Omnivore incident

API and Webhooks Intermittent Unavailability

Omnivore experienced a major incident on January 28, 2023 affecting API and Webhooks, lasting 1h 22m. The incident has been resolved; the full update timeline is below.

Started: Jan 28, 2023, 03:08 AM UTC
Resolved: Jan 28, 2023, 04:31 AM UTC
Duration: 1h 22m
Detected by Pingoru: Jan 28, 2023, 03:08 AM UTC

Affected components

APIWebhooks

Update timeline

investigating Jan 28, 2023, 03:08 AM UTC

We are currently investigating our API and Webhooks having instability.
investigating Jan 28, 2023, 03:09 AM UTC

We are continuing to investigate this issue.
monitoring Jan 28, 2023, 04:00 AM UTC

We have identified the problem and have implemented a fix. The API and webhooks are returning to normal. We will continue to monitor.
resolved Jan 28, 2023, 04:31 AM UTC

This incident has been resolved.
postmortem Feb 14, 2023, 10:11 PM UTC

## Executive Summary On January 27, 2023, between UTC 02:37 and 03:40, ECS instances could not be deployed in our environment because a GPG key was changed on a package used on these instances. This caused a cascading outage of Omnivore’s API, with a period of total downtime between 02:50 and 03:40. ## Background and Root Cause Omnivore utilizes Amazon Web Services Elastic Container Service for some of our services. These instances are deployed as needed and built using Chef's configuration management tool. When Chef runs on these instances, it installs software packages that are needed by the instances. Typically, these software packages are in repositories maintained by the operating system. However, there are a few packages that are maintained by software companies that develop the application. These repositories are secured using GnuPG \(GPG\) keys. Software companies will change their GPG keys from time to time for security reasons. When this happens, the software will not be installed, and an error message will be displayed. When this type of error happens with Chef, the installation of the ECS instance is not completed, and the needed extra resources are not deployed.

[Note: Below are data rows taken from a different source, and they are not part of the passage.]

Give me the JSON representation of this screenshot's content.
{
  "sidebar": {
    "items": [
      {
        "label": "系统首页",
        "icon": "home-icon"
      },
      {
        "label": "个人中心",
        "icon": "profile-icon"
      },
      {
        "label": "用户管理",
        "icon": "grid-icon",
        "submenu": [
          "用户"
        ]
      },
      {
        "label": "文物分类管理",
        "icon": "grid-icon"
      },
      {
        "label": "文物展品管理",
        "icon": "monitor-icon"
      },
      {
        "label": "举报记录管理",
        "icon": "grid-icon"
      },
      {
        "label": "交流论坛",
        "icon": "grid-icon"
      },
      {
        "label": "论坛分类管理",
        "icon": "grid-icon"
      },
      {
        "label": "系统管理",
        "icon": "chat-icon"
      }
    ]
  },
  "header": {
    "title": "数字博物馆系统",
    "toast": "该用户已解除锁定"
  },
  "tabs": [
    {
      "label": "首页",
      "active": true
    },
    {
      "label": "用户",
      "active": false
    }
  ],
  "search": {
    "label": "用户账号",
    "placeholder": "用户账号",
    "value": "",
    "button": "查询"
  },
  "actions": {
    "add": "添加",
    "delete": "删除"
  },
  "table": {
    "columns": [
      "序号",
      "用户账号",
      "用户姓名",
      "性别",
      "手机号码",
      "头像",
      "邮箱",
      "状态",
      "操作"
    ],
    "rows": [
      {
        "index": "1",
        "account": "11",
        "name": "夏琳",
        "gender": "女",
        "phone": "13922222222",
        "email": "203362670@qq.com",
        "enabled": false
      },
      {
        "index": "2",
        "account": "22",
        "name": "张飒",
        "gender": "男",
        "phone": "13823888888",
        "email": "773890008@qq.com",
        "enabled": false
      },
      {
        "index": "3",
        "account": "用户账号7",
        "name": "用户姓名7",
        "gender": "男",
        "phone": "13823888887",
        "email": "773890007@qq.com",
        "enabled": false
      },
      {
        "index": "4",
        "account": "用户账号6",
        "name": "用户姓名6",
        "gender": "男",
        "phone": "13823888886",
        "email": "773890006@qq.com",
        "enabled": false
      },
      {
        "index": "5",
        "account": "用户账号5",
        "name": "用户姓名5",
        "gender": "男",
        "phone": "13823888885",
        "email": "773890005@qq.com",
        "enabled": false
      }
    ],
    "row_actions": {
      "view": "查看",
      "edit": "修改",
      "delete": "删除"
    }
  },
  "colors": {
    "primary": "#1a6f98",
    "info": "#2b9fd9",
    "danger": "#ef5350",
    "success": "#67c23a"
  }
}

This is what caused this outage. ## Timeline All times are in UTC 02:37: Omnivore infrastructure team receives an alert that ECS instances were not able to be deployed. 02:45: Omnivore infrastructure team attempts to manually raise the number of ECS instances. 02:50: Omnivore infrastructure team receives an alert that the Omnivore API is failing. 02:56: Omnivore infrastructure team pages service team to alert them to the issue. 03:19: Omnivore infrastructure team discovers that Chef is not able to deploy ECS instances. 03:22: Omnivore infrastructure team attempts to run Chef manually to force deployment. 03:40: Omnivore infrastructure team notes that Chef is failing due to a bad GPG key. 03:40: Omnivore infrastructure team downloads and installs new GPG key, allowing Chef to run to completion. ## Action Items 1. Change the process for Chef deployment to include a fresh download of the GPG key on every run. 2. Consider using a “Golden Image” over deploying with Chef.